Contexte juridique

Le dossier In re Facebook, Inc. Securities Litigation (2026) cite les révélations de 2018 selon lesquelles plus de 87 millions d’utilisateurs ont vu leurs informations personnelles exploitées par Cambridge Analytica. Le procès mentionne également l’amende de 5 milliards de dollars infligée par la FTC en 2019, ainsi que le règlement de 550 millions de dollars avec la SEC. Ces chiffres constituent le socle factuel de l’enquête et permettent de cadrer l’impact économique du scandale.

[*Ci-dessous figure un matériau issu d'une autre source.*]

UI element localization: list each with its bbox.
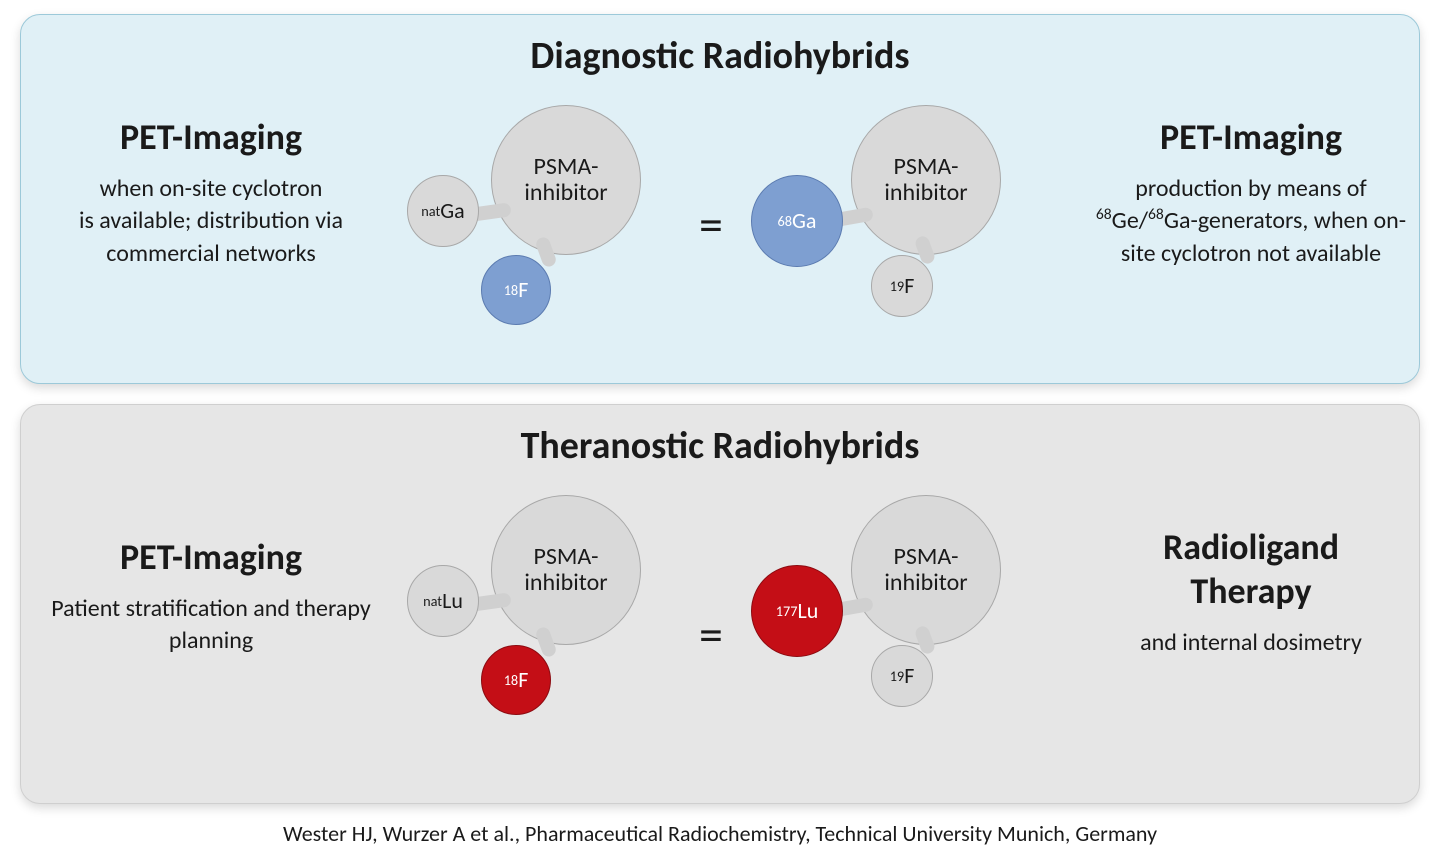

Mécanisme technique de la collecte

La collecte s’est appuyée sur la version v2.0 du Graph API, publiée en 2014, qui autorisait les applications tierces à accéder aux listes d’amis des utilisateurs consentants. L’application « thisisyourdigitallife », développée par Aleksandr Kogan, a obtenu les permissions user_friends et user_likes. Grâce à ces droits, l’application a pu extraire les profils de environ 270 millions de relations, dont 50 millions d’utilisateurs directs et leurs 30 millions d’amis. Les données brutes – noms, dates de naissance, lieux – ont été exportées via des requêtes GET /{user-id}?fields=id,name,birthday,location et stockées dans des bases SQL non sécurisées, facilitant leur transfert vers Cambridge Analytica.

Conséquences et adaptations de la plateforme

En réponse, Facebook a introduit la version v2.3 du Graph API (avril 2015), qui restreint l’accès aux données d’amis et supprime le champ user_friends pour les nouvelles applications. En 2018, la société a déployé le Data Use Checkup, un processus de validation obligatoire pour chaque application tierce, et a limité les exportations de données à 10 000 enregistrements par jour. Sur le plan réglementaire, le scandale a précipité l’entrée en vigueur du RGPD (mai 2018) et a conduit à la création de l’« Auditing API » permettant aux autorités de vérifier les flux de données en temps réel. Malgré ces mesures, le modèle de permission granulaire du Graph API reste vulnérable aux abus si les revues de conformité ne sont pas automatisées.